Солдаты выпускали огонь из автоматных стволов беспрерывно, бесконечно. Рты их были разорваны криком, неслышным отсюда, из церкви, из-за бесперебойного грома тутошних выстрелов. Люська, на корточках перед корзиной с патронами, следила с ужасом, как редеет железная, медная горстка, как подползают к корзине раненые, стонущие бабы и мужики, запускают в нее руку, как зверь – лапу, вытаскивают горсть смерти, катятся опять к узким прорезям бойниц, чтоб плевать в лицо гибели гибельной железной слюной.
Люди в стреляющем храме, прежде криков бегущих с оружьем прямо на них солдат, услышали лай.
– Собаки! Собаки!
– На куски разорвут… Овчарки… они натасканы… на живятину…

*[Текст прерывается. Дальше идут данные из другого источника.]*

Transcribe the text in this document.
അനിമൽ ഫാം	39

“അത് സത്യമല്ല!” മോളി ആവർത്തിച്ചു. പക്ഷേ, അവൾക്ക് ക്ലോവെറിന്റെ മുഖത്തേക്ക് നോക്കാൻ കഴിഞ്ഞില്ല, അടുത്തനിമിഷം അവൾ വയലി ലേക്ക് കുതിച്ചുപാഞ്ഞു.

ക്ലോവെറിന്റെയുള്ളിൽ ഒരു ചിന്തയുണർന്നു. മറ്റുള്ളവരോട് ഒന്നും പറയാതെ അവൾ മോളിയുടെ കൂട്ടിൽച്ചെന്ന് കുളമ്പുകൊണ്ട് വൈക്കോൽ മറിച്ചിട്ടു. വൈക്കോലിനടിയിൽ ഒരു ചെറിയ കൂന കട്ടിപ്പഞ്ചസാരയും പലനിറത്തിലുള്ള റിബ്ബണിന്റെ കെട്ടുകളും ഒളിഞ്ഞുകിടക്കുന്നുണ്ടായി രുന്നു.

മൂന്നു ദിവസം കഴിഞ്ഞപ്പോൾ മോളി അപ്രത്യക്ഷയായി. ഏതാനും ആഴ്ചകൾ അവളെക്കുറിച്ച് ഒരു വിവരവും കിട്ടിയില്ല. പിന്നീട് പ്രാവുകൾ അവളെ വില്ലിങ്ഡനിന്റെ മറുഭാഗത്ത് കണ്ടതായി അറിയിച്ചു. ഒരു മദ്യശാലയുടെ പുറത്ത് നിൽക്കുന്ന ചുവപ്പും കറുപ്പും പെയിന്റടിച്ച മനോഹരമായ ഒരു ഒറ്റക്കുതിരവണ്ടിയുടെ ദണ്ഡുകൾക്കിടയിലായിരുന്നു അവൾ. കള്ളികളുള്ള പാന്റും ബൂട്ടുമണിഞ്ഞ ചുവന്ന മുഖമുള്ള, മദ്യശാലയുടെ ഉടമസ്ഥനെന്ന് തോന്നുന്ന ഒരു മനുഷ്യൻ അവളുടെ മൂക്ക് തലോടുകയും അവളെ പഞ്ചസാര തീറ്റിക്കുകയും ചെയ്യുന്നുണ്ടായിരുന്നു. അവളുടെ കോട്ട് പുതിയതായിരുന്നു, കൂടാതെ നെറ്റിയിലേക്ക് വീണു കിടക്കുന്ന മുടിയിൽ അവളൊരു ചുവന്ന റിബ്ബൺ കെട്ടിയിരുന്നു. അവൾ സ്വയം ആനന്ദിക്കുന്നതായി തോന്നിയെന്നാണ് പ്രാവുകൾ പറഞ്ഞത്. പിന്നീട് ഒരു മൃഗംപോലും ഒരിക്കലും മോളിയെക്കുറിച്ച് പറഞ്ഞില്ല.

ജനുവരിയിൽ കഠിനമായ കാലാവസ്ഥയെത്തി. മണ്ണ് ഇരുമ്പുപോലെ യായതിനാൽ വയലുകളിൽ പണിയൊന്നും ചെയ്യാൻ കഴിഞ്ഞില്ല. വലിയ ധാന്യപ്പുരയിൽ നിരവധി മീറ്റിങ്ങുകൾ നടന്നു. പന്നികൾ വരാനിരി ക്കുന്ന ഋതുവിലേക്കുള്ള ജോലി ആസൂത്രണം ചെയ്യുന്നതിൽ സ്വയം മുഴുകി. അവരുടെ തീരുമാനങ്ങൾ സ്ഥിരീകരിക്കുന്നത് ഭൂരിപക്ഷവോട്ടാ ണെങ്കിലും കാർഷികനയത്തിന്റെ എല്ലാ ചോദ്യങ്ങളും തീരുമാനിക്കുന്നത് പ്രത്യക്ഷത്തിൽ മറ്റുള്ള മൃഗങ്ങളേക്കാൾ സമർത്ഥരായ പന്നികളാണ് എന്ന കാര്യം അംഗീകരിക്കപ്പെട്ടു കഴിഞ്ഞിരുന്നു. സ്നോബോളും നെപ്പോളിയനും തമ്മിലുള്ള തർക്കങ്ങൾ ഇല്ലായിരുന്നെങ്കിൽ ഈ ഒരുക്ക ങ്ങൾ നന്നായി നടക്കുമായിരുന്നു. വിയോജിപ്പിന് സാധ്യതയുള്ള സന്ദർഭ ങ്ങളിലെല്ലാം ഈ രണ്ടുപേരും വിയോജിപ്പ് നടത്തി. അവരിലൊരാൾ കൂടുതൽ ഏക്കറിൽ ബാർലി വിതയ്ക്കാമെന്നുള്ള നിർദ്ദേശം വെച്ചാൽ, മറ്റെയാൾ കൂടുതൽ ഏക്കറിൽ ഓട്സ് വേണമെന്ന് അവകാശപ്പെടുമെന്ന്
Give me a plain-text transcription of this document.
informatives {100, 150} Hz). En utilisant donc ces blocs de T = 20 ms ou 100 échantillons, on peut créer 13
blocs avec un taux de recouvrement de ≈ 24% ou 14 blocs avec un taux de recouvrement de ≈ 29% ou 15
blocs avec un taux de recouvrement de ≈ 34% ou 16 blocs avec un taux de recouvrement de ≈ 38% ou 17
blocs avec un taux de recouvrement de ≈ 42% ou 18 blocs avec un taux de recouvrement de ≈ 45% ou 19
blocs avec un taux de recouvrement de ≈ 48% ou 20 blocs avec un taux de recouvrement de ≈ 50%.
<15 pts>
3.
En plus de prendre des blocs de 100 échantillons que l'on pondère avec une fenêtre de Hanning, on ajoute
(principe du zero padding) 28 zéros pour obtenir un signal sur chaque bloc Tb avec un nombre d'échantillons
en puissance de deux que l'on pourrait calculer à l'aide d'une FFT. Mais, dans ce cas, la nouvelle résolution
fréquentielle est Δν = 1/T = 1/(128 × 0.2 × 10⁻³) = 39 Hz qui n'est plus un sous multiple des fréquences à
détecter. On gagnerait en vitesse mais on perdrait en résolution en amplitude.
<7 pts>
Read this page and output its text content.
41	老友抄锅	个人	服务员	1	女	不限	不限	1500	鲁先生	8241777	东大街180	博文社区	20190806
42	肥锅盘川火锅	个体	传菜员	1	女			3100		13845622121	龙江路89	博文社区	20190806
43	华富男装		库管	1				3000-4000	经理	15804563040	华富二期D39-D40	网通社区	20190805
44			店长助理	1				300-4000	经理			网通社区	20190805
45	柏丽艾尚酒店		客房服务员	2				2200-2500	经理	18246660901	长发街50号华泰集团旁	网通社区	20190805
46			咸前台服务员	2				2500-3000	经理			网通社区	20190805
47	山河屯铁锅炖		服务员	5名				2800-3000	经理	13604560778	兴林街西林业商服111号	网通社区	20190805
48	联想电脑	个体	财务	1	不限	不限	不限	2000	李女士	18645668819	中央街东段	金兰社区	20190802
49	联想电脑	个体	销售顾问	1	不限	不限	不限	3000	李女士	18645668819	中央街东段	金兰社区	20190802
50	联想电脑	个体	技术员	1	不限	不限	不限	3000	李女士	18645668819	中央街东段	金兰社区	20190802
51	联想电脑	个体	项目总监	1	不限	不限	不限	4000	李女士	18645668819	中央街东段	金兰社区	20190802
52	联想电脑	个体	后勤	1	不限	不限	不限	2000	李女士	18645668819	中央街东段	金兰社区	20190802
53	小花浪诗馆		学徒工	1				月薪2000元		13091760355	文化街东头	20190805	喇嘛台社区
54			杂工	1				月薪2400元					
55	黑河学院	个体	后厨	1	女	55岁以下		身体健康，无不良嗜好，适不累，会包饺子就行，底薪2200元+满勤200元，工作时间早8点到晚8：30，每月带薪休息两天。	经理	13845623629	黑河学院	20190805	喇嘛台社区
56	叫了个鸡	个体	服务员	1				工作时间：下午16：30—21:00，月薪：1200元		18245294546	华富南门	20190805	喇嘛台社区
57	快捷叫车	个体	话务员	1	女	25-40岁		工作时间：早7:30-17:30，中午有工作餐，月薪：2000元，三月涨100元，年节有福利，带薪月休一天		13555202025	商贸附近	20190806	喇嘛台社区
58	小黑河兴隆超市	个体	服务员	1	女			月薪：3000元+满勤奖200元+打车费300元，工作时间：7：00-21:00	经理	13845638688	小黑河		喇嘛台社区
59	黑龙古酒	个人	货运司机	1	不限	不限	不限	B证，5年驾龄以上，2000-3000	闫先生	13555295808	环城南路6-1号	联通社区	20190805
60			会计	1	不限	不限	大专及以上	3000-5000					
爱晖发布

Стася прицелилась. Перед ходуном ходящей мушкой моталась не человечья – собачья мохнатая грудь. Она представила себе, как пуля втыкается в мясо, под шерсть, как разрывает пса изнутри, как он падает, задрав лапы, вертя головой, не понимая, что с ним, и воет, воет. Что с тобой, Стасинька?! Тебе стало жалко пса?! Не человека… А псу было жалко тех людей, что он загрызал одним махом, наваливаясь на человечью спину, вонзая клыки в беззащитное горло?!
Она спустила курок. Собака подпрыгнула высоко, вздыбила холку, визгнула, упала на спину, судорожно, по-паучьи, забила задними лапами. Стася, ты убила собаку! Не человека! Собаку! Всего лишь собаку! Собаку…
Она упала головой на приклад, и густое, басом, рыданье, порвав завесу стыда, вырвалось из нее.
– Они уже близко, девоньки!..
– Монахи, братья, мужайтесь, последние дни настали, ведь это Армагеддон, Армагеддон последний… запоемте псалмы… начинай, Никодим… Живый в помощи Вышняго…
– Ты, петух поморский!.. Гони сюда гранату… Она – на вес золота…
– Гранатам конец быстро придет, а твои пики, волчонок, тебя не спасут…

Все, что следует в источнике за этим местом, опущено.